The Wells Gray-Clearwater volcanic field’s prehistoric “ring of fire” has become a paddler’s dream, a geologic gem that offers the perfect escape to complete serenity for explorers who still like a few creature comforts—such as pre-cleared campsites with cunningly concealed outhouses and lakeside picnic tables for al fresco dining. The volcanic field is in the park’s northern quadrant and is perhaps the most astounding of its geological features. Kanata Adventure Specialists runs three-day guided trips for small groups along the area’s signature waterways, Clearwater Lake and Azure Lake—both so skinny that, glancing at a map, you’d think they’re in fact wide rivers.

Wilderness adventurers can find here the soul-soothing isolation of unspoiled and faithfully preserved nature, including almost more than three dozen spectacular waterfalls. Elevated boardwalks offer views of the Helmcken, Spahats and Dawson Falls. You can still see others with Clearwater Lake Tours on a day trip that includes boat cruising a little hiking. You can also rent canoes and gear from the tour company to strike out on your own.

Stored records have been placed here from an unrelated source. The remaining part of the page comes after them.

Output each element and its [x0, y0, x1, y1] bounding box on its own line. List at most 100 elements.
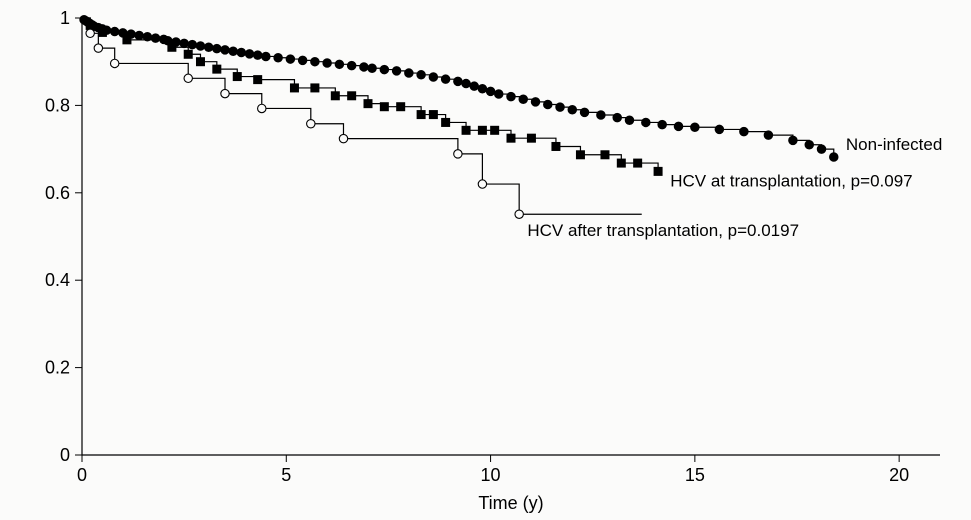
filled-circle-marker	[658, 120, 666, 128]
y-tick-label: 0.4	[45, 270, 70, 290]
filled-square-marker	[634, 159, 642, 167]
y-tick-label: 0	[60, 445, 70, 465]
y-tick-label: 0.6	[45, 183, 70, 203]
y-tick-label: 1	[60, 8, 70, 28]
filled-square-marker	[364, 100, 372, 108]
filled-circle-marker	[298, 56, 306, 64]
filled-square-marker	[196, 58, 204, 66]
x-tick-label: 0	[77, 465, 87, 485]
filled-circle-marker	[204, 43, 212, 51]
x-tick-label: 15	[685, 465, 705, 485]
filled-square-marker	[213, 65, 221, 73]
filled-circle-marker	[470, 82, 478, 90]
filled-circle-marker	[323, 59, 331, 67]
filled-square-marker	[348, 92, 356, 100]
y-tick-label: 0.2	[45, 358, 70, 378]
filled-circle-marker	[347, 61, 355, 69]
filled-circle-marker	[229, 47, 237, 55]
filled-circle-marker	[237, 48, 245, 56]
filled-circle-marker	[429, 73, 437, 81]
filled-square-marker	[601, 151, 609, 159]
filled-square-marker	[462, 126, 470, 134]
filled-square-marker	[290, 84, 298, 92]
chart-svg: 00.20.40.60.8105101520Time (y)Non-infect…	[0, 0, 971, 520]
filled-circle-marker	[335, 60, 343, 68]
filled-circle-marker	[151, 34, 159, 42]
filled-circle-marker	[454, 77, 462, 85]
filled-circle-marker	[544, 100, 552, 108]
filled-square-marker	[233, 73, 241, 81]
survival-chart: 00.20.40.60.8105101520Time (y)Non-infect…	[0, 0, 971, 520]
filled-circle-marker	[830, 153, 838, 161]
filled-circle-marker	[135, 31, 143, 39]
filled-circle-marker	[196, 42, 204, 50]
filled-circle-marker	[642, 118, 650, 126]
filled-circle-marker	[311, 58, 319, 66]
filled-square-marker	[184, 50, 192, 58]
filled-circle-marker	[531, 98, 539, 106]
filled-circle-marker	[392, 67, 400, 75]
filled-circle-marker	[817, 145, 825, 153]
filled-circle-marker	[519, 95, 527, 103]
x-axis-title: Time (y)	[478, 493, 543, 513]
filled-circle-marker	[380, 65, 388, 73]
filled-square-marker	[491, 126, 499, 134]
filled-circle-marker	[556, 103, 564, 111]
x-tick-label: 10	[481, 465, 501, 485]
filled-circle-marker	[180, 39, 188, 47]
filled-circle-marker	[580, 108, 588, 116]
filled-circle-marker	[486, 87, 494, 95]
axes	[82, 18, 940, 455]
series-label-noninfected: Non-infected	[846, 135, 942, 154]
filled-circle-marker	[110, 27, 118, 35]
series-line-noninfected	[82, 18, 834, 157]
filled-square-marker	[429, 111, 437, 119]
filled-circle-marker	[613, 113, 621, 121]
filled-circle-marker	[805, 141, 813, 149]
filled-square-marker	[507, 134, 515, 142]
filled-square-marker	[397, 103, 405, 111]
open-circle-marker	[454, 150, 462, 158]
open-circle-marker	[515, 210, 523, 218]
series-label-hcv-after: HCV after transplantation, p=0.0197	[527, 221, 799, 240]
filled-circle-marker	[286, 55, 294, 63]
filled-square-marker	[311, 84, 319, 92]
filled-square-marker	[417, 111, 425, 119]
open-circle-marker	[86, 29, 94, 37]
filled-square-marker	[617, 159, 625, 167]
filled-circle-marker	[715, 125, 723, 133]
filled-circle-marker	[360, 63, 368, 71]
filled-circle-marker	[188, 40, 196, 48]
filled-circle-marker	[405, 69, 413, 77]
filled-circle-marker	[568, 106, 576, 114]
filled-square-marker	[123, 36, 131, 44]
series-label-hcv-at: HCV at transplantation, p=0.097	[670, 171, 912, 190]
filled-circle-marker	[274, 54, 282, 62]
open-circle-marker	[221, 89, 229, 97]
open-circle-marker	[478, 180, 486, 188]
filled-square-marker	[98, 28, 106, 36]
filled-square-marker	[478, 126, 486, 134]
filled-circle-marker	[441, 75, 449, 83]
filled-square-marker	[552, 142, 560, 150]
filled-square-marker	[527, 134, 535, 142]
filled-circle-marker	[740, 127, 748, 135]
filled-circle-marker	[597, 111, 605, 119]
filled-square-marker	[254, 76, 262, 84]
filled-circle-marker	[417, 71, 425, 79]
open-circle-marker	[258, 104, 266, 112]
filled-circle-marker	[368, 64, 376, 72]
filled-circle-marker	[253, 51, 261, 59]
filled-square-marker	[654, 167, 662, 175]
open-circle-marker	[110, 59, 118, 67]
filled-circle-marker	[221, 46, 229, 54]
x-tick-label: 5	[281, 465, 291, 485]
filled-circle-marker	[245, 50, 253, 58]
filled-circle-marker	[625, 116, 633, 124]
open-circle-marker	[94, 44, 102, 52]
filled-circle-marker	[262, 52, 270, 60]
open-circle-marker	[307, 120, 315, 128]
filled-square-marker	[442, 118, 450, 126]
filled-square-marker	[380, 103, 388, 111]
series-line-hcv-after	[82, 18, 642, 214]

Travellers can also choose to start and end their journeys with a day or two in rustic luxury at the cowboy-style Wells Gray Guest Ranch near the town of Clearwater a few klicks (that’s Canadian for kilometres) south of the park or at Alpine Meadows Resort, a half-hour southeast of Clearwater, nestled into a sweet little valley with its own tiny lake. For those who prefer more civilization during their vacation escapes, there are vehicle-accessible campgrounds as well as walk-in campsites.

Peaceful though it is in this geological era, there have been a few eruptions in this BC region, some as recently as four or five hundred years ago. The long-dormant volcanoes still possess cores of liquid magma that will need venting someday, but hopefully not any time soon.